There is roughly 140 hours of footage to watch, which may just take a while. I have to get this edited down to just 100 minutes! It's going to be fun revisiting the journey though. But this is only part of the post production stage.
There's a particular sound I want for the film in the way of music, and I have a wish list of tracks. Six weeks ago I started talking to the likes of Sony Entertainment Inc, Oh Boy records in Nashville, and so on, with a view to gaining the licences to use certain tracks in the film. At first the monies being quoted were reasonable, but the process quickly turned into a minefield. There are three licenses I need to use music in my film: a licence from the owners of the recording; a synchronisation licence to cut images to the music; and a publishers licence, the owners of the original composition. This last one can cost anything from $1 to millions. And it's not that clear cut.
Six weeks on and I've had enough. No amount of pitching the passion and importance of the film moved things on. It was becoming apparent that it was all about money. So a decision has been made: I'm going to commission music specially for the film.
It will be a fraction of the cost and I'll own all rights with no limit to it's use. I just have the small matter of raising the funds! I'll most likely create a Crowdfunding project for this, which I'll blog about later.
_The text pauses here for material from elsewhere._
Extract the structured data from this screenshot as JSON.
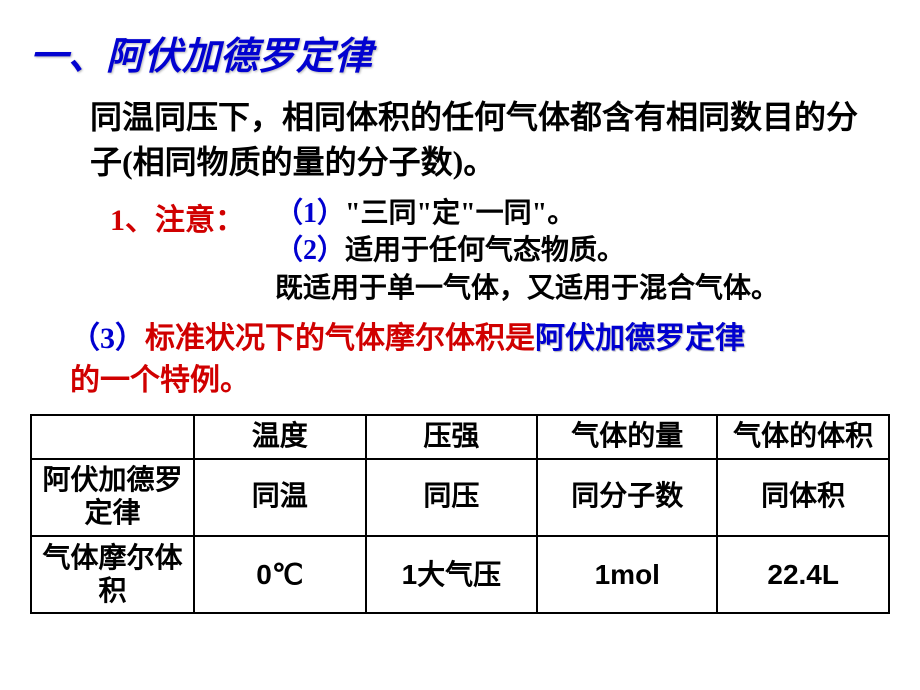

My next challenge is to commission animation. This will be in the form of showing the route with a fly-through over a 3-D landscape. It may be I have to use Google Earth for this but it's my hope to have something more bespoke.
Time will pass quickly, so I'll also have to fit in the research for festivals and the requirements for submitting. And there's a cost in that too!
Recently a TV company, out of Minneapolis, aired an 8 minute programme on Life To The Max. You can catch that here: Sleepless TV slot. Most of the footage used is mine, which is great in terms of ongoing publicity, another vitally important aspect.
I also have to cut a minimum 25 minute rough cut by mid January in order to submit a funding application to Sundance, and shortly after that there will be a short trailer online. To keep up to date with everything, or even register your interest in the movie, keep checking out the website at SleeplessTilSeattle.com
Oh, and there's the small matter of the day job!
Maybe I should just forget about ever going to bed for the next 9 months?!